Nach Aussagen von Kartellamtssprecherin Silke Christina Kaul will das
Bundeskartellamts Anfang 2008 mit Hilfe einer neuen Arbeitsgruppe die jüngsten
Preiserhöhungen bei Strom und Gas genauer prüfen. Zahlreiche Strom- und Gasversorger hatten zum Jahreswechsel die Preise erneut erhöht. Nicht nur von der Bundesregierung hagelte es Kritik.
Die rechtliche Grundlage für die angestrebten Untersuchungen ist das am 22.12.2007 abgeänderte Gesetz gegen Wettbewerbsbeschränkungen, welches es den Kartellbehörden erleichtern soll, Preise zu verbieten, die die Kosten unangemessen überschreiten bzw. die Preise von Vergleichsunternehmen erheblich übersteigen. In einem solchen Kartellverfahren liegt die Beweislast dann bei den Unternehmen.
Die Kartellamtssprecherin schränkte jedoch ein, dass mit schnellen Ergebnissen nicht zu rechnen sei: "Die Arbeit kann bis zu einem Jahr dauern." Strom- und Gasversorgern, die überhöhte Preise verlangen, drohen Geldbußen in Höhe von bis zu 10% des Umsatzes.
Bundeswirtschaftsminister Michael Glos (CSU) hatte zuletzt das Kartellamt aufgefordert, die neuen Möglichkeiten zu nutzen, um gegen zu hohe Energiepreise anzugehen. Ansteigende Preise für der Rohstoffe und Beschaffungskosten könnten den rasanten Preisanstieg nur teilweise rechtfertigen.
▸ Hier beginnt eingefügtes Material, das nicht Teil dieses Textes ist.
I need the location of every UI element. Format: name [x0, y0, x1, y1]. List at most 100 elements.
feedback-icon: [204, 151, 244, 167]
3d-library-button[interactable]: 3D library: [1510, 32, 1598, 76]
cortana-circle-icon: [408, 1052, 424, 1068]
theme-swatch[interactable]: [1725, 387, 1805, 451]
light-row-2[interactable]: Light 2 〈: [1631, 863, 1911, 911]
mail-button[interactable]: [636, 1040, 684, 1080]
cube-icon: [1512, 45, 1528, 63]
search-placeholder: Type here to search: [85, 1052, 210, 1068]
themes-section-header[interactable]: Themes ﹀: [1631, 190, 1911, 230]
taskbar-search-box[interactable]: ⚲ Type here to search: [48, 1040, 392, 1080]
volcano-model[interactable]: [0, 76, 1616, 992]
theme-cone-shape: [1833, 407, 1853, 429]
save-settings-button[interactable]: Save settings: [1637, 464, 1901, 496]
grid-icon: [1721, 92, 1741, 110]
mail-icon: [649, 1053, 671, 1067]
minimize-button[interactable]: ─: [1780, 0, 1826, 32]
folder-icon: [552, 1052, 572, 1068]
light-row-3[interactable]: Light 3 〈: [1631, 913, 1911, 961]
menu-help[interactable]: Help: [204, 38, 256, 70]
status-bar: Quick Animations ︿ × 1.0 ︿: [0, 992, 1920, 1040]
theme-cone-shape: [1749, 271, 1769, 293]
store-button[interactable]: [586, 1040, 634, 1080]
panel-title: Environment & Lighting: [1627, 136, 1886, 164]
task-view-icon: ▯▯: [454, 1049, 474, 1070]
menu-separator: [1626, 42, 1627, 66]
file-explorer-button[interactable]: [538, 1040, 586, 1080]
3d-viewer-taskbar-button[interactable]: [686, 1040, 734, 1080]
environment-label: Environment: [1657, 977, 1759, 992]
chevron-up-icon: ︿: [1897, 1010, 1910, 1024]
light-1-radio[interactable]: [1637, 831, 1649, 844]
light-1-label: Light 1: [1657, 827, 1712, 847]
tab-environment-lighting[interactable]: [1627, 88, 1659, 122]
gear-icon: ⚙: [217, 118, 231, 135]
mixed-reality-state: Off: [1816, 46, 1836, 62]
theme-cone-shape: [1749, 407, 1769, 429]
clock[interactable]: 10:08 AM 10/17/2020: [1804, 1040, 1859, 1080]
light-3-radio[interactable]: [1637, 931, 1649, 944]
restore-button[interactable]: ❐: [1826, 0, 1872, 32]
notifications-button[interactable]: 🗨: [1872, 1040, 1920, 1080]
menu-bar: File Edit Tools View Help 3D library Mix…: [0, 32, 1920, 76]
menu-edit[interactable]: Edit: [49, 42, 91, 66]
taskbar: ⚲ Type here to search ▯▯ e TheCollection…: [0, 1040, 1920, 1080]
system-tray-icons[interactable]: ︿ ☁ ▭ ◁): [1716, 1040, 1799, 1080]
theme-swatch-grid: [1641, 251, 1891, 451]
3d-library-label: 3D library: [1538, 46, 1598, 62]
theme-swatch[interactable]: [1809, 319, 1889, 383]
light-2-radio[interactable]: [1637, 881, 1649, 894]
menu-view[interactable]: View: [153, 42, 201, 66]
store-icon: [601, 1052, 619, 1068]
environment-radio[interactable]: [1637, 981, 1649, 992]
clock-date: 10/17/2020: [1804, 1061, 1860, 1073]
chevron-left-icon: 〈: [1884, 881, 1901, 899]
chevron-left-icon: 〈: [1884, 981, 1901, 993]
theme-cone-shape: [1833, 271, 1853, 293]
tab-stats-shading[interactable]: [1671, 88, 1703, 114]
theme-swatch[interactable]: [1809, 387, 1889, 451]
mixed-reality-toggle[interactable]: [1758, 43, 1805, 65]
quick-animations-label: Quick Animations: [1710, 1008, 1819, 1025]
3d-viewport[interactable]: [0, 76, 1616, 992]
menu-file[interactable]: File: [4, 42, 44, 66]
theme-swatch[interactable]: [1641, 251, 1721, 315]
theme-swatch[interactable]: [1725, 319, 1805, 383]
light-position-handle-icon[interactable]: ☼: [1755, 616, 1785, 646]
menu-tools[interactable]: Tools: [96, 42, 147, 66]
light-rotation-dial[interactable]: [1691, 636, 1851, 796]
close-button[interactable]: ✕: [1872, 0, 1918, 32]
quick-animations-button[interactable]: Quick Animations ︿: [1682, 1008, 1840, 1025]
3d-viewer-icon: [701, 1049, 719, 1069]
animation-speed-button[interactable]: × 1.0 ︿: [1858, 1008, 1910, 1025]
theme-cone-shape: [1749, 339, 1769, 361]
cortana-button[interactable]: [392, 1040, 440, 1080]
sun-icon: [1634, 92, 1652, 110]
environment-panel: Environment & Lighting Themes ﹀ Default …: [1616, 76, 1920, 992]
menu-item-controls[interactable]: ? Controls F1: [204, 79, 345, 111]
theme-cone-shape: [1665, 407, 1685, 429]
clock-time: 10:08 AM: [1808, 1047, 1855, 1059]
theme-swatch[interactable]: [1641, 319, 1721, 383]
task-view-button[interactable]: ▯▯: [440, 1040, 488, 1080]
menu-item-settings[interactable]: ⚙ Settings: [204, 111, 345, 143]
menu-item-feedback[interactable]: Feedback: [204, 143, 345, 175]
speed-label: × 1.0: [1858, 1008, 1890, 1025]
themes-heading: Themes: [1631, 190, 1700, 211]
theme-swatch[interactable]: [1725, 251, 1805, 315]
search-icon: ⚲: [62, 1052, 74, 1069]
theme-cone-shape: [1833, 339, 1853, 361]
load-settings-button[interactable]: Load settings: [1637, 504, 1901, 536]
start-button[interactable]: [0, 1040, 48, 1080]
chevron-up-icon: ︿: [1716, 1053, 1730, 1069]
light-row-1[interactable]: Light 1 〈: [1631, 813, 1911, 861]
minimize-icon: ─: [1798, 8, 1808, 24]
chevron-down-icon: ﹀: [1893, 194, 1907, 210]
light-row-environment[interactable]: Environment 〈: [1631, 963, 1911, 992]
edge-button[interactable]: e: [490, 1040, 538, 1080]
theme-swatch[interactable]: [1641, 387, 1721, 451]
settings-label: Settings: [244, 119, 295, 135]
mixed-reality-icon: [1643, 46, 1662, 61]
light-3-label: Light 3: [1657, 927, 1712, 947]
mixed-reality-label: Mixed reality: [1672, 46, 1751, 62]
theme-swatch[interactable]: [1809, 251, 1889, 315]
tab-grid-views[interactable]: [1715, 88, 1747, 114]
Auch von Seiten des Bundesumweltministeriums kommt Kritik. Bundesumweltminister Sigmar Gabriel (SPD): "Die Ausreden der Stromkonzerne überzeugen mich nicht. Dafür genügt ein Blick auf die steigenden Renditen und die ungebrochene Marktmacht der großen Stromversorger". Gabriel riet den Stromkunden dazu, im Zweifel einen Stromanbieterwechsel vorzunehmen: "Die Kunden können den Stromkonzernen die rote Karte zeigen, indem sie den Anbieter wechseln."
Alois Rhiel (CDU), hessischer Wirtschaftsminister ist als scharfer
Kritiker der Energiekonzerne bekannt. Er fordert für das Kartellamt die Möglichkeit, die Stromversorger zum Verkauf von Kraftwerkskapazitäten zwingen zu können: "So könnte die Zahl der Stromproduzenten in Deutschland so weit steigen, dass echter Wettbewerb zu erwarten ist."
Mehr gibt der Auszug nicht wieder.